It's the kind of "bad" that demands post-mortems and analysis. This show didn't just fail. It sat in a warm bath and opened its arteries.
Normally one at least reacts to a bad show. Here, though, I bounced off so hard that I was just blankly watching the minutes pass and trying to work out where the show went wrong. After ten such episodes (I managed to connect with ep.1 and ep.10), I have some theories.
1. It's a Netflix Original Anime. Seriously, that's a warning sign.
2. One wonders if the anime producers weren't trying too hard to please the American market. It's as if they fed lots of cool SF into a blender and programmed their sausage machine for "gritty", "hard SF plot" and "no character involvement". There's also lots of cliched music. (Admittedly, when it's good, it's good, especially the theme song. However the show's frightened of silence.)
3. A plot summary would have lots of complicated SF terms, backstory and worldbuilding. There's some dangerous artificial life called Matter. We'll be following some people with guns called Divers. They fight the Matter! Carbon nanostructures appear on someone's body! Scientists disagree about the origins of some technobabble! You could fill pages and pages with all this... and almost none of it would have anything to do with the characters. They're plot passengers. They're being carried along. There's only one character you'll notice: Aiko Tachibana. Otherwise, the show would be unchanged if you replaced the cast with androids.
(In fairness, some Divers have personalities... but those personalities exist at right angles to the plotting. The bloke who falls in love with Aiko, for instance, does nothing beyond protesting. You could cut him from the script in ten minutes. The only exception to this is Yuya Kanzaki, who has a fundamental plot role and couldn't easily be rewritten away... but he's also boring beyond all reason.)
4. Partly as a result of this, very little characterisation comes across. Someone dies about halfway through, for instance. Everyone's upset. It's a big deal. I couldn't remember which one he was.
5. The plot advances by revealing SF secrets. You know, instead of by having characters make choices.
Structurally, it's a bit like James Cameron's Aliens. Aiko is Ripley, going with a bunch of space marines (Divers) into somewhere that's infested with dangerous inhuman life. Unfortunately the action is bland, repetitive and has no emotional weight, so we get no sense of cowardice, bravery, loyalty, etc.

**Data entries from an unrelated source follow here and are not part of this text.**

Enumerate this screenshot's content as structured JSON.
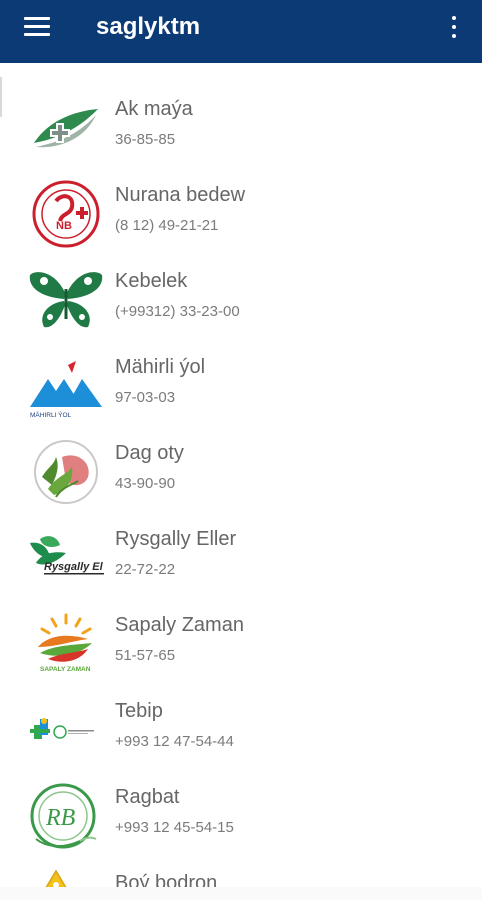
{
  "app": {
    "title": "saglyktm"
  },
  "colors": {
    "appbar": "#0b3a75",
    "name_text": "#666666",
    "phone_text": "#7b7b7b"
  },
  "toolbar": {
    "menu_icon": "hamburger-menu-icon",
    "more_icon": "more-vert-icon"
  },
  "items": [
    {
      "name": "Ak maýa",
      "phone": "36-85-85",
      "logo": "ak-maya-logo"
    },
    {
      "name": "Nurana bedew",
      "phone": "(8 12) 49-21-21",
      "logo": "nurana-bedew-logo"
    },
    {
      "name": "Kebelek",
      "phone": "(+99312) 33-23-00",
      "logo": "kebelek-butterfly-logo"
    },
    {
      "name": "Mähirli ýol",
      "phone": "97-03-03",
      "logo": "mahirli-yol-logo"
    },
    {
      "name": "Dag oty",
      "phone": "43-90-90",
      "logo": "dag-oty-logo"
    },
    {
      "name": "Rysgally Eller",
      "phone": "22-72-22",
      "logo": "rysgally-eller-logo"
    },
    {
      "name": "Sapaly Zaman",
      "phone": "51-57-65",
      "logo": "sapaly-zaman-logo"
    },
    {
      "name": "Tebip",
      "phone": "+993 12 47-54-44",
      "logo": "tebip-logo"
    },
    {
      "name": "Ragbat",
      "phone": "+993 12 45-54-15",
      "logo": "ragbat-logo"
    },
    {
      "name": "Boý bodron",
      "phone": "",
      "logo": "boy-bodron-logo"
    }
  ],
  "logo_text": {
    "nurana": "NB",
    "mahirli": "MÄHIRLI ÝOL",
    "rysgally": "Rysgally El",
    "sapaly": "SAPALY ZAMAN",
    "ragbat": "RB"
  }
}
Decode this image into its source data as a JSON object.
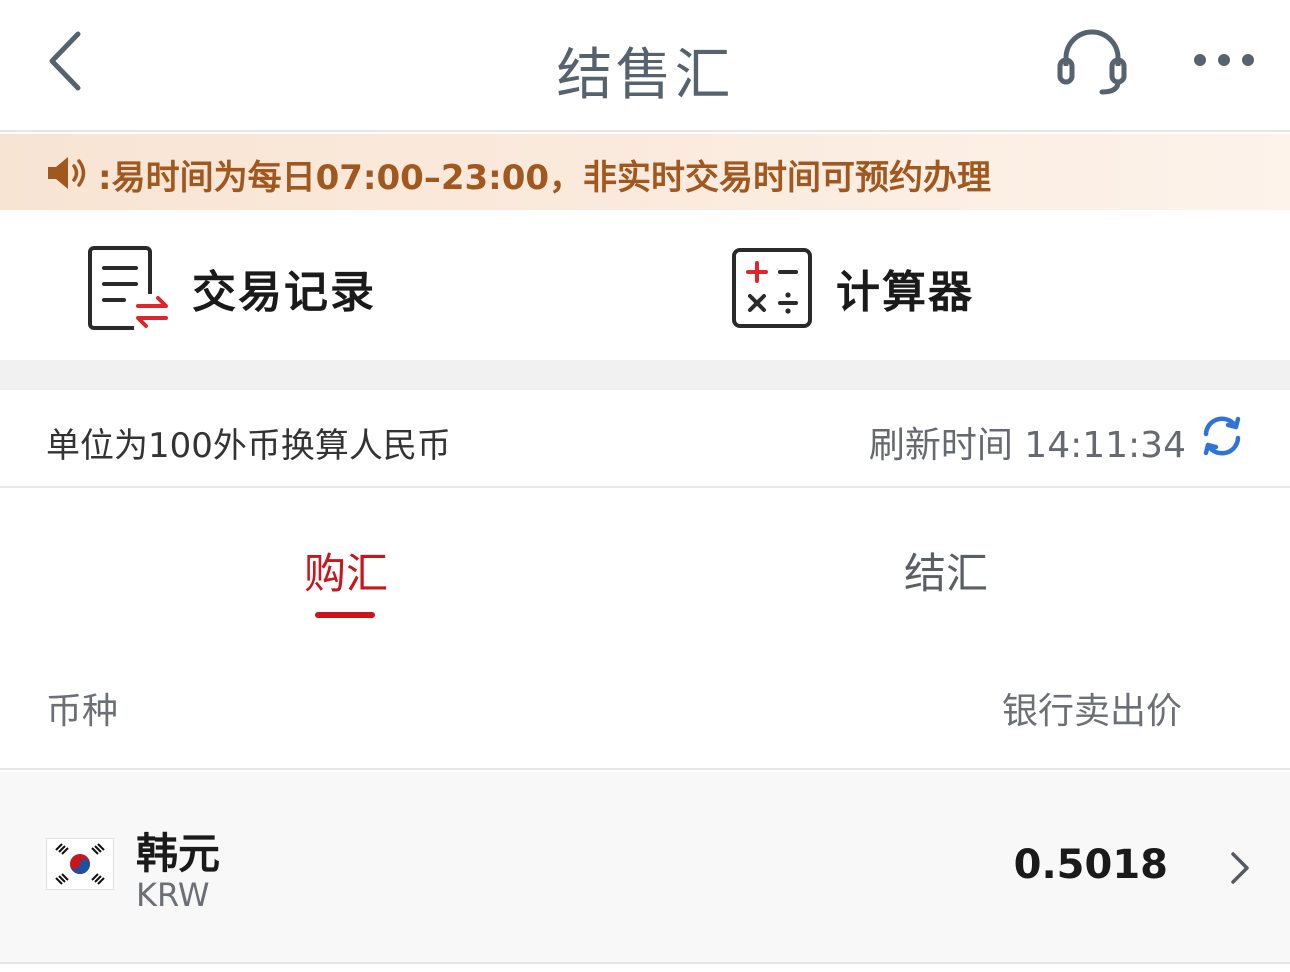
{
  "header": {
    "title": "结售汇",
    "back_icon": "chevron-left-icon",
    "service_icon": "headset-icon",
    "more_icon": "more-dots-icon"
  },
  "notice": {
    "icon": "speaker-icon",
    "text": ":易时间为每日07:00–23:00，非实时交易时间可预约办理"
  },
  "actions": {
    "records_label": "交易记录",
    "calculator_label": "计算器"
  },
  "info": {
    "unit_text": "单位为100外币换算人民币",
    "refresh_label": "刷新时间 14:11:34",
    "refresh_icon": "refresh-icon"
  },
  "tabs": [
    {
      "label": "购汇",
      "active": true
    },
    {
      "label": "结汇",
      "active": false
    }
  ],
  "columns": {
    "currency": "币种",
    "price": "银行卖出价"
  },
  "rates": [
    {
      "name": "韩元",
      "code": "KRW",
      "price": "0.5018",
      "flag_icon": "korea-flag-icon"
    }
  ],
  "colors": {
    "accent_red": "#c8161d",
    "notice_text": "#a1581f",
    "refresh_blue": "#2f73d9",
    "title_gray": "#56636e"
  }
}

Aiko I liked. She's the schoolgirl in the middle of all this. Ep.1 is good because we're seeing her doing schoolgirl stuff and being herself. (In a wheelchair.) Similarly, I was able to engage with some of ep.10 because Aiko meets Aiko and hence is interacting with someone interesting. (Even that episode is still giving screen time to the boring characters, though.)
Lesser things that briefly woke me up: (a) everyone has to get nude to wear their bio-suits. (b) there's an artificial living translucent blob-hamster, which is sort of cute. (c) someone hardly seems to notice their arm getting severed, because the arm's artificial.
This is the kind of story where you'd bet the scriptwriters had all the episodes planned out in detail before they even started thinking about the cast. It's not a story about people. It's about action scenes, impossible high tech and an intricate web of revelations. It's Serious, Gritty SF with Serious People being Very Serious (with guns). Furthermore, if you'd written this, you'd realise it was stone cold dead.